Minister of Health, John Boyce, and Israeli Ambassador to Barbados, Mordehai Bivas, discussed a number of ways in which Barbados could benefit from Israeli expertise in respect of public health, during a courtesy call at the Ministry of Health today.

One area proposed by the Ambassador was training for doctors and nurses working with dialysis patients.

The Ambassador said a similar programme had been ongoing in Guyana for several years, where doctors and nurses either went to Israel for training or benefited from the expertise of visiting Israeli medical professionals.

Mr. Boyce said that Barbados would particularly welcome the training in peritoneal dialysis, which would allow for a greater number of dialysis patients to be treated at home and monitored by health professionals.

Acting Chief Medical Officer of Health, Dr. Kenneth George, noted that currently, there were only 12 patients on peritoneal dialysis, while another 260 patients were on hemodialysis at the QEH and private clinics.

The Health Minister said that Barbados would also welcome assistance with increasing the number of dialysis machines in the public health system, since the current equipment was in constant use.

The Ambassador informed Ministry officials that his Government was offering 25 scholarships to Caribbean and Pacific countries over a five-year period for applicants interested in pursuing a Master???s Programme in Public Health.

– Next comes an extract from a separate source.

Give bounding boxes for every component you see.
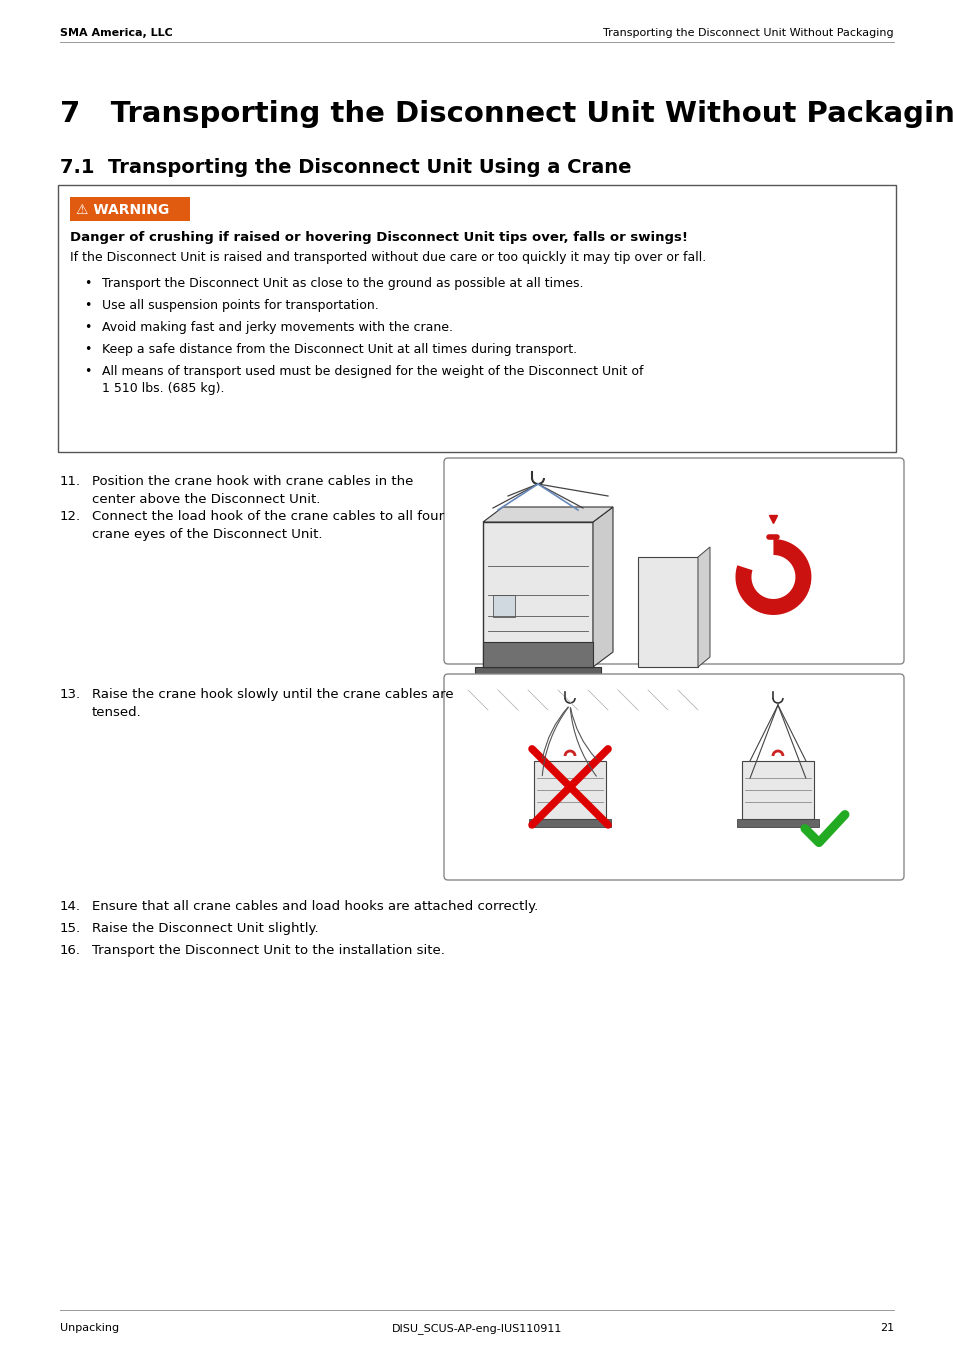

Minister Boyce welcomed this initiative, and further urged the Ambassador to explore the possibility of offering one-year internships for graduating doctors in rotations of general medicine, surgery, obstetrics/gynaecology and paediatrics.

Ambassador Bivas, who is based in New York, promised to follow up on all the matters discussed and looked forward to working closely with health officials in Barbados, as well as the rest of the region.